At any given moment, somewhere between 2,000 and 3,500 people are imprisoned without trial in the UK. They have committed no crime. They are not told when they will be released. Sometimes they are kept for years. Sometimes they are released, only to be suddenly imprisoned once again.
These are the victims of Britain's immigration detention system, one of the largest in Europe. It is not much discussed, partly because its existence contradicts the pretty stories we tell ourselves about our national character. But for the people inside, it is very real. At the election, the Liberal Democrats and Labour agreed to at least put in place a 28-day time limit to how long people can be kept in detention. The Tories refused.
So on every single one of his four categories, Cameron has actively attempted to dismantle the principles which he today celebrates.
There is a debate among legal minds about the relevance of Magna Carta, with some saying it is a pretty fairy tale, celebrated precisely because it offers no concrete legal protections.

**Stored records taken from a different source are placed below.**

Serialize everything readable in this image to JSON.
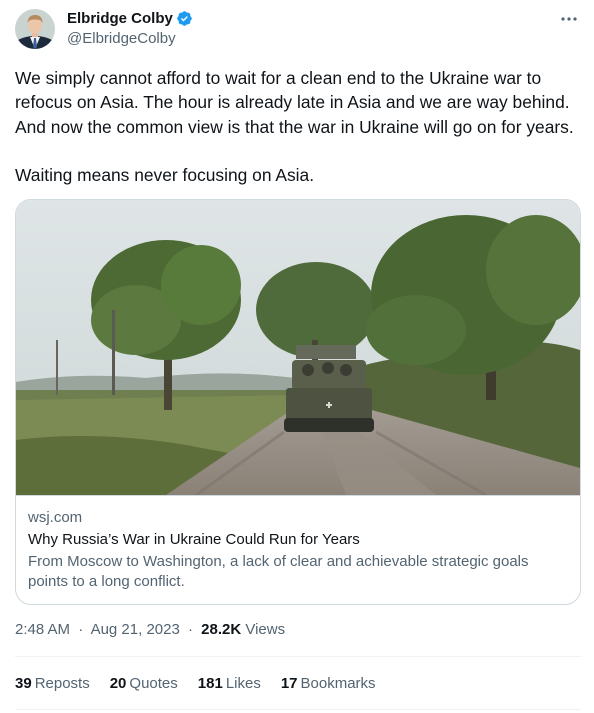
{
  "author": {
    "display_name": "Elbridge Colby",
    "handle": "@ElbridgeColby",
    "avatar_icon": "portrait-avatar",
    "verified_icon": "verified-badge-icon",
    "verified_color": "#1d9bf0"
  },
  "more_icon": "more-options-icon",
  "tweet": {
    "paragraph1": "We simply cannot afford to wait for a clean end to the Ukraine war to refocus on Asia. The hour is already late in Asia and we are way behind. And now the common view is that the war in Ukraine will go on for years.",
    "paragraph2": "Waiting means never focusing on Asia."
  },
  "card": {
    "media_icon": "military-vehicle-on-dirt-road-photo",
    "domain": "wsj.com",
    "title": "Why Russia’s War in Ukraine Could Run for Years",
    "description": "From Moscow to Washington, a lack of clear and achievable strategic goals points to a long conflict."
  },
  "meta": {
    "time": "2:48 AM",
    "separator": "·",
    "date": "Aug 21, 2023",
    "views_count": "28.2K",
    "views_label": "Views"
  },
  "stats": {
    "reposts_count": "39",
    "reposts_label": "Reposts",
    "quotes_count": "20",
    "quotes_label": "Quotes",
    "likes_count": "181",
    "likes_label": "Likes",
    "bookmarks_count": "17",
    "bookmarks_label": "Bookmarks"
  }
}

I never found that very convincing. Magna Carta is part of a national story, regardless of truth, and the role of narrative and national identity in people's heads offers a strong motivational basis upon which to make fairy stories come true. But Cameron's speech today is so brazen in its hypocrisy, so utterly contradicted by his own actions as prime minister, that it lends that theory considerable strength. He should not be able to make this speech for the noise of people laughing at him. And yet he can.
The prime minister has done his best to dismantle that which he claims to admire. The legal protections this country offers were fought for and secured against the powerful. It is quite clear which side he would have been on.